First, there is silence. The crash of a wave fades in, softly at first, then more violent. It distorts, threatening to be wild and abrasive, before disappearing as swiftly as it appeared. These opening nineteen seconds don’t do much – no recurring themes are introduced, no grand concepts announced – but one thing’s for sure, they well and truly toy with your hearing. It’s like being played as an instrument, tuned up and tested, as a precursor to the actual music. And that’s a fair summary of how Electric Sound Of Summer treats the listener: not as an audience, but as an object to be played, a means of transferring ideas. With melodies kept to a minimum, heavy repetition makes texture the focus, and when that’s also kept between fairly narrow parameters… well, let’s just say your brain starts to interpret those sounds on a less intellectual, more intuitive level. Füxa are masters of this. We’re just a canvas they use to create wildly beautiful abstract art.

The first splashes of paint come courtesy of ‘A Billion Kilograms’, which glistens and gleams through five minutes of otherworldly drone, whilst a voice sombrely warns that the planet needs to be evacuated – “Your only chance to survive… is to leave with us”. You might well be thinking “kitschy B-movie trash” at this point, and that’s exactly what it should be. But somehow it’s more than that, as the kaleidoscopic melody twists and turns until you’re not sure what you’re feeling any more. It’s thrilling, giddy stuff.

Three covers hold the album together. Firstly there’s a take on Suicide’s ‘Cheree’ that strips the original of its breathless menace and slows it down to a near-glacial pace. Fogged with reverberating murmurs from Luna’s Dean Wareham and heavy with tumescent organ swells, there’s a real sense of sedation that eventually leads to the song grinding sleepily to a halt for nigh-on three minutes. When everything kicks back in for a glorious ninety seconds, it feels like God just turned the house lights up, bright and joyous. Meanwhile Daniel Johnston’s eternally-fragile ‘Some Things Last A Long Time’ gets the blissed-out psych treatment (with help from Britta Phillips), and ‘Our Lips Are Sealed’ develops a magnetic insouciance that’s worlds away from Belinda Carlisle and Terry Hall’s interpretations.
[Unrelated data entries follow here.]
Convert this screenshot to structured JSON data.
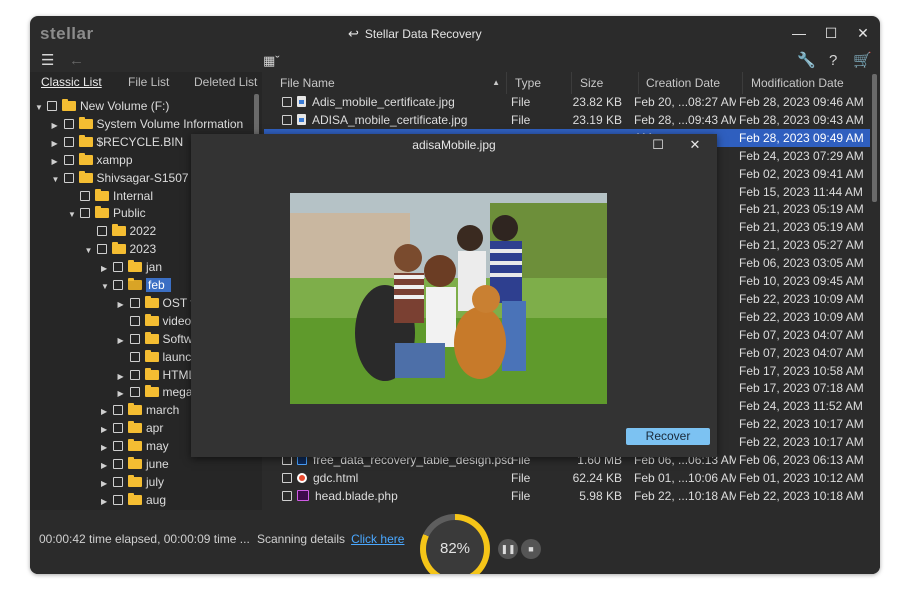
{
  "app": {
    "logo": "stellar",
    "title": "Stellar Data Recovery"
  },
  "tabs": [
    "Classic List",
    "File List",
    "Deleted List"
  ],
  "tree": [
    {
      "label": "New Volume (F:)",
      "depth": 0,
      "arrow": "down",
      "icon": "drive"
    },
    {
      "label": "System Volume Information",
      "depth": 1,
      "arrow": "right",
      "icon": "folder"
    },
    {
      "label": "$RECYCLE.BIN",
      "depth": 1,
      "arrow": "right",
      "icon": "folder"
    },
    {
      "label": "xampp",
      "depth": 1,
      "arrow": "right",
      "icon": "folder"
    },
    {
      "label": "Shivsagar-S1507",
      "depth": 1,
      "arrow": "down",
      "icon": "folder"
    },
    {
      "label": "Internal",
      "depth": 2,
      "arrow": "",
      "icon": "folder"
    },
    {
      "label": "Public",
      "depth": 2,
      "arrow": "down",
      "icon": "folder"
    },
    {
      "label": "2022",
      "depth": 3,
      "arrow": "",
      "icon": "folder"
    },
    {
      "label": "2023",
      "depth": 3,
      "arrow": "down",
      "icon": "folder"
    },
    {
      "label": "jan",
      "depth": 4,
      "arrow": "right",
      "icon": "folder"
    },
    {
      "label": "feb",
      "depth": 4,
      "arrow": "down",
      "icon": "folder-open",
      "selected": true
    },
    {
      "label": "OST t",
      "depth": 5,
      "arrow": "right",
      "icon": "folder"
    },
    {
      "label": "video",
      "depth": 5,
      "arrow": "",
      "icon": "folder"
    },
    {
      "label": "Softw",
      "depth": 5,
      "arrow": "right",
      "icon": "folder"
    },
    {
      "label": "launc",
      "depth": 5,
      "arrow": "",
      "icon": "folder"
    },
    {
      "label": "HTML",
      "depth": 5,
      "arrow": "right",
      "icon": "folder"
    },
    {
      "label": "mega",
      "depth": 5,
      "arrow": "right",
      "icon": "folder"
    },
    {
      "label": "march",
      "depth": 4,
      "arrow": "right",
      "icon": "folder"
    },
    {
      "label": "apr",
      "depth": 4,
      "arrow": "right",
      "icon": "folder"
    },
    {
      "label": "may",
      "depth": 4,
      "arrow": "right",
      "icon": "folder"
    },
    {
      "label": "june",
      "depth": 4,
      "arrow": "right",
      "icon": "folder"
    },
    {
      "label": "july",
      "depth": 4,
      "arrow": "right",
      "icon": "folder"
    },
    {
      "label": "aug",
      "depth": 4,
      "arrow": "right",
      "icon": "folder"
    }
  ],
  "columns": [
    "File Name",
    "Type",
    "Size",
    "Creation Date",
    "Modification Date"
  ],
  "files": [
    {
      "name": "Adis_mobile_certificate.jpg",
      "type": "File",
      "size": "23.82 KB",
      "created": "Feb 20, ...08:27 AM",
      "modified": "Feb 28, 2023 09:46 AM",
      "icon": "jpg"
    },
    {
      "name": "ADISA_mobile_certificate.jpg",
      "type": "File",
      "size": "23.19 KB",
      "created": "Feb 28, ...09:43 AM",
      "modified": "Feb 28, 2023 09:43 AM",
      "icon": "jpg"
    },
    {
      "name": "",
      "type": "",
      "size": "",
      "created": "AM",
      "modified": "Feb 28, 2023 09:49 AM",
      "icon": "",
      "selected": true
    },
    {
      "name": "",
      "type": "",
      "size": "",
      "created": "AM",
      "modified": "Feb 24, 2023 07:29 AM",
      "icon": ""
    },
    {
      "name": "",
      "type": "",
      "size": "",
      "created": "AM",
      "modified": "Feb 02, 2023 09:41 AM",
      "icon": ""
    },
    {
      "name": "",
      "type": "",
      "size": "",
      "created": "AM",
      "modified": "Feb 15, 2023 11:44 AM",
      "icon": ""
    },
    {
      "name": "",
      "type": "",
      "size": "",
      "created": "AM",
      "modified": "Feb 21, 2023 05:19 AM",
      "icon": ""
    },
    {
      "name": "",
      "type": "",
      "size": "",
      "created": "AM",
      "modified": "Feb 21, 2023 05:19 AM",
      "icon": ""
    },
    {
      "name": "",
      "type": "",
      "size": "",
      "created": "AM",
      "modified": "Feb 21, 2023 05:27 AM",
      "icon": ""
    },
    {
      "name": "",
      "type": "",
      "size": "",
      "created": "AM",
      "modified": "Feb 06, 2023 03:05 AM",
      "icon": ""
    },
    {
      "name": "",
      "type": "",
      "size": "",
      "created": "AM",
      "modified": "Feb 10, 2023 09:45 AM",
      "icon": ""
    },
    {
      "name": "",
      "type": "",
      "size": "",
      "created": "AM",
      "modified": "Feb 22, 2023 10:09 AM",
      "icon": ""
    },
    {
      "name": "",
      "type": "",
      "size": "",
      "created": "AM",
      "modified": "Feb 22, 2023 10:09 AM",
      "icon": ""
    },
    {
      "name": "",
      "type": "",
      "size": "",
      "created": "AM",
      "modified": "Feb 07, 2023 04:07 AM",
      "icon": ""
    },
    {
      "name": "",
      "type": "",
      "size": "",
      "created": "AM",
      "modified": "Feb 07, 2023 04:07 AM",
      "icon": ""
    },
    {
      "name": "",
      "type": "",
      "size": "",
      "created": "AM",
      "modified": "Feb 17, 2023 10:58 AM",
      "icon": ""
    },
    {
      "name": "",
      "type": "",
      "size": "",
      "created": "AM",
      "modified": "Feb 17, 2023 07:18 AM",
      "icon": ""
    },
    {
      "name": "",
      "type": "",
      "size": "",
      "created": "AM",
      "modified": "Feb 24, 2023 11:52 AM",
      "icon": ""
    },
    {
      "name": "",
      "type": "",
      "size": "",
      "created": "AM",
      "modified": "Feb 22, 2023 10:17 AM",
      "icon": ""
    },
    {
      "name": "",
      "type": "",
      "size": "",
      "created": "AM",
      "modified": "Feb 22, 2023 10:17 AM",
      "icon": ""
    },
    {
      "name": "free_data_recovery_table_design.psd",
      "type": "File",
      "size": "1.60 MB",
      "created": "Feb 06, ...06:13 AM",
      "modified": "Feb 06, 2023 06:13 AM",
      "icon": "psd"
    },
    {
      "name": "gdc.html",
      "type": "File",
      "size": "62.24 KB",
      "created": "Feb 01, ...10:06 AM",
      "modified": "Feb 01, 2023 10:12 AM",
      "icon": "html"
    },
    {
      "name": "head.blade.php",
      "type": "File",
      "size": "5.98 KB",
      "created": "Feb 22, ...10:18 AM",
      "modified": "Feb 22, 2023 10:18 AM",
      "icon": "dw"
    }
  ],
  "status": {
    "elapsed": "00:00:42 time elapsed, 00:00:09 time ...",
    "scanning_details": "Scanning details",
    "click_here": "Click here",
    "progress_label": "82%",
    "progress": 0.82
  },
  "preview": {
    "title": "adisaMobile.jpg",
    "recover_label": "Recover"
  },
  "colors": {
    "accent": "#2f5fbf",
    "progress": "#f5c518",
    "recover": "#7cc2f2",
    "folder": "#f4bd32"
  }
}
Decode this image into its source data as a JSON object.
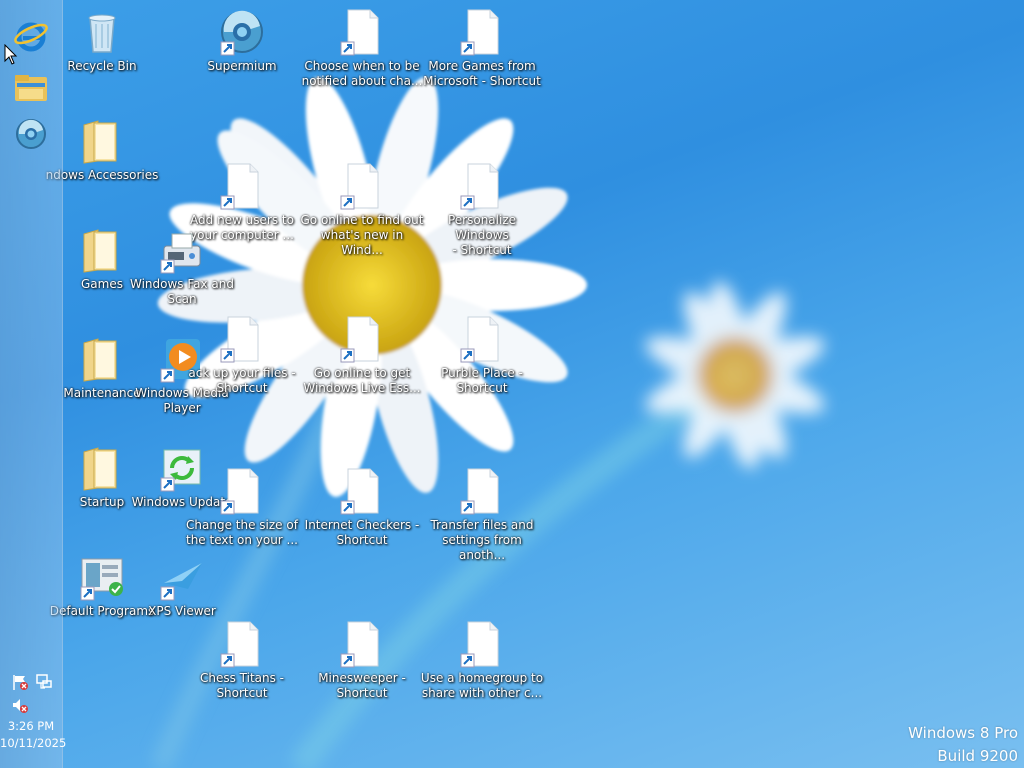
{
  "colors": {
    "wallpaper": "#3d9fe8",
    "taskbar": "#8fb8de",
    "text": "#ffffff"
  },
  "taskbar": {
    "pinned": [
      "internet-explorer-icon",
      "file-explorer-icon",
      "supermium-icon"
    ],
    "tray": [
      "action-center-flag-icon",
      "network-icon",
      "volume-muted-icon"
    ],
    "clock": {
      "time": "3:26 PM",
      "date": "10/11/2025"
    }
  },
  "desktop": {
    "icons": [
      {
        "label": "Recycle Bin",
        "icon": "recycle-bin-icon"
      },
      {
        "label": "Supermium",
        "icon": "supermium-icon"
      },
      {
        "label": "Choose when to be\nnotified about cha...",
        "icon": "document-shortcut-icon"
      },
      {
        "label": "More Games from\nMicrosoft - Shortcut",
        "icon": "document-shortcut-icon"
      },
      {
        "label": "ndows Accessories",
        "icon": "folder-icon"
      },
      {
        "label": "Add new users to\nyour computer ...",
        "icon": "document-shortcut-icon"
      },
      {
        "label": "Go online to find out\nwhat's new in Wind...",
        "icon": "document-shortcut-icon"
      },
      {
        "label": "Personalize Windows\n- Shortcut",
        "icon": "document-shortcut-icon"
      },
      {
        "label": "Games",
        "icon": "folder-icon"
      },
      {
        "label": "Windows Fax and\nScan",
        "icon": "fax-icon"
      },
      {
        "label": "Maintenance",
        "icon": "folder-icon"
      },
      {
        "label": "Windows Media\nPlayer",
        "icon": "media-player-icon"
      },
      {
        "label": "ack up your files -\nShortcut",
        "icon": "document-shortcut-icon"
      },
      {
        "label": "Go online to get\nWindows Live Ess...",
        "icon": "document-shortcut-icon"
      },
      {
        "label": "Purble Place -\nShortcut",
        "icon": "document-shortcut-icon"
      },
      {
        "label": "Startup",
        "icon": "folder-icon"
      },
      {
        "label": "Windows Update",
        "icon": "windows-update-icon"
      },
      {
        "label": "Change the size of\nthe text on your ...",
        "icon": "document-shortcut-icon"
      },
      {
        "label": "Internet Checkers -\nShortcut",
        "icon": "document-shortcut-icon"
      },
      {
        "label": "Transfer files and\nsettings from anoth...",
        "icon": "document-shortcut-icon"
      },
      {
        "label": "Default Programs",
        "icon": "default-programs-icon"
      },
      {
        "label": "XPS Viewer",
        "icon": "xps-viewer-icon"
      },
      {
        "label": "Chess Titans -\nShortcut",
        "icon": "document-shortcut-icon"
      },
      {
        "label": "Minesweeper -\nShortcut",
        "icon": "document-shortcut-icon"
      },
      {
        "label": "Use a homegroup to\nshare with other c...",
        "icon": "document-shortcut-icon"
      }
    ]
  },
  "watermark": {
    "line1": "Windows 8 Pro",
    "line2": "Build 9200"
  }
}
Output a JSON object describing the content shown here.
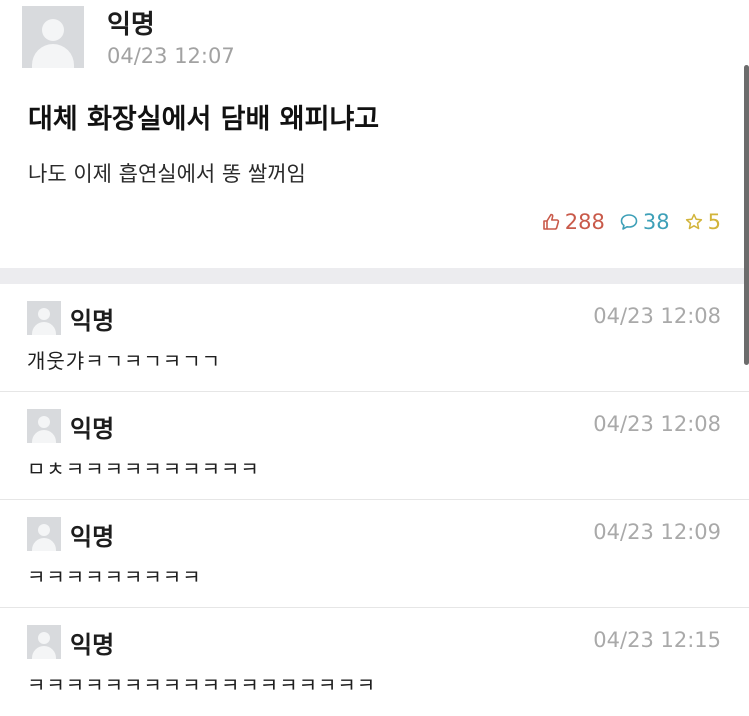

The rest of the album drifts through out-rock subgenres casually and delicately, leaping from moody flights of near-prog fancy (‘SWF Twenty-Oh-Two’) to hazy shuffles bedecked with stoned brass flourishes (the intoxicating title track). Never challenging or difficult, this revels in colour and texture like a Monet painting; all soft focus, blurred lines and natural light. It’s taken Randall Nieman the best part of a decade to assemble this collection of rich, absorbing spacerock, but it sure as shit was worth the wait. Those crashing waves at the start of the record are about as apt as it gets. Let them wash you away.